Betsy Nelson, the EBRD’s Vice President for Risk and Resources, who represented the Bank at the Vodokanal event, paid tribute to the city’s clean river project as setting a perfect example of how much can be achieved for the benefit of all by cooperation between Russia and the international community. 

Previous internationally-funded projects had by 2005 already cut to 15 percent the proportion of St. Petersburg’s wastewater that is discharged untreated into the Baltic. Since then, Vodokanal has managed to reduce that portion even further so that now only 1.6 percent of the city’s wastewater flows into the Neva untreated. The EBRD has to date invested over EUR 90 million in various projects supporting St. Petersburg’s efforts to stop the discharges of untreated effluent into the Neva.
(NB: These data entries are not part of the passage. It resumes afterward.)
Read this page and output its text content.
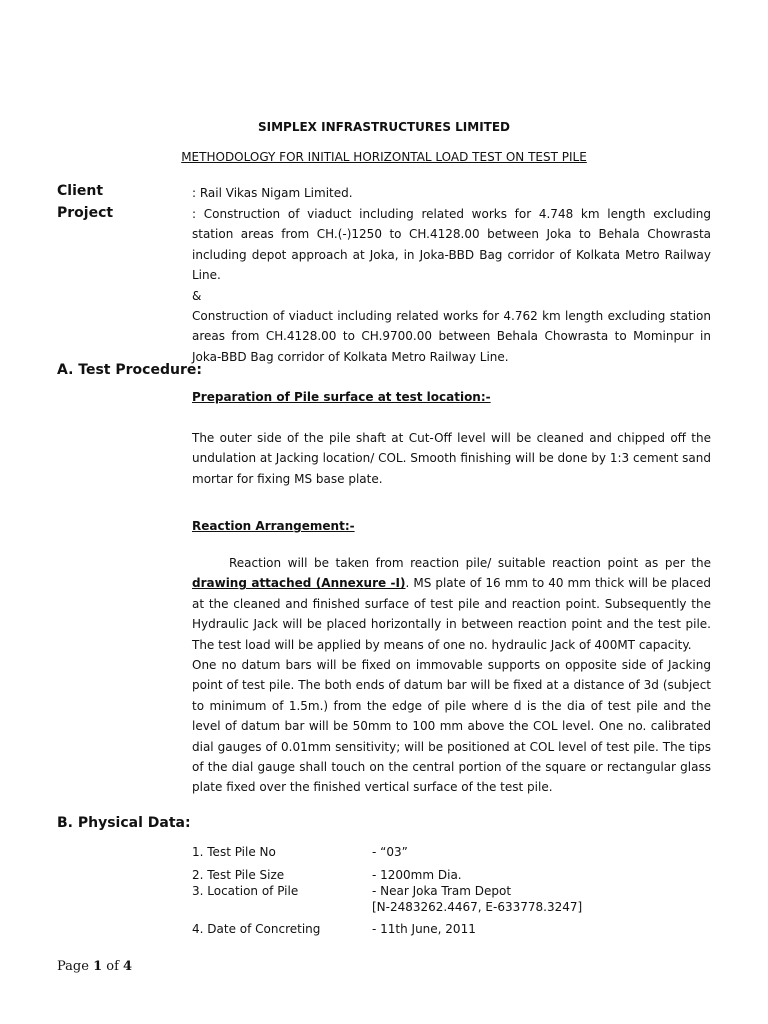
SIMPLEX INFRASTRUCTURES LIMITED
METHODOLOGY FOR INITIAL HORIZONTAL LOAD TEST ON TEST PILE
Client	: Rail Vikas Nigam Limited.
Project	: Construction of viaduct including related works for 4.748 km length excluding station areas from CH.(-)1250 to CH.4128.00 between Joka to Behala Chowrasta including depot approach at Joka, in Joka-BBD Bag corridor of Kolkata Metro Railway Line.

&

Construction of viaduct including related works for 4.762 km length excluding station areas from CH.4128.00 to CH.9700.00 between Behala Chowrasta to Mominpur in Joka-BBD Bag corridor of Kolkata Metro Railway Line.

A. Test Procedure:
Preparation of Pile surface at test location:-

The outer side of the pile shaft at Cut-Off level will be cleaned and chipped off the undulation at Jacking location/ COL. Smooth finishing will be done by 1:3 cement sand mortar for fixing MS base plate.

Reaction Arrangement:-

Reaction will be taken from reaction pile/ suitable reaction point as per the drawing attached (Annexure -I). MS plate of 16 mm to 40 mm thick will be placed at the cleaned and finished surface of test pile and reaction point. Subsequently the Hydraulic Jack will be placed horizontally in between reaction point and the test pile. The test load will be applied by means of one no. hydraulic Jack of 400MT capacity.

One no datum bars will be fixed on immovable supports on opposite side of Jacking point of test pile. The both ends of datum bar will be fixed at a distance of 3d (subject to minimum of 1.5m.) from the edge of pile where d is the dia of test pile and the level of datum bar will be 50mm to 100 mm above the COL level. One no. calibrated dial gauges of 0.01mm sensitivity; will be positioned at COL level of test pile. The tips of the dial gauge shall touch on the central portion of the square or rectangular glass plate fixed over the finished vertical surface of the test pile.

B. Physical Data:
1. Test Pile No	- “03”
2. Test Pile Size	- 1200mm Dia.
3. Location of Pile	- Near Joka Tram Depot
[N-2483262.4467, E-633778.3247]
4. Date of Concreting	- 11th June, 2011
Page 1 of 4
This includes the largest single grant made by its Shareholder Special which donated EUR 6 million for the new pumping station. 

The key actor in this programme has been the Northern Dimension Environmental Partnership (NDEP), launched in 2001 to mobilise international help in order to tackle the biggest environmental problems in Northwest Russia. The EU and Russia are now the largest contributors to the NDEP’s Support Fund. 

Other major international contributors to the overall project have been the European Union, including through its TACIS programme, the Nordic Investment Bank (NIB), the European Investment Bank (EIB), the Swedish International Development Agency (SIDA), THE Nordic Environment Finance Corporation (NEFCO) and the government of Finland. 

The EBRD, owned by 64 countries and two intergovernmental institutions, supports the development of market economies and democracies.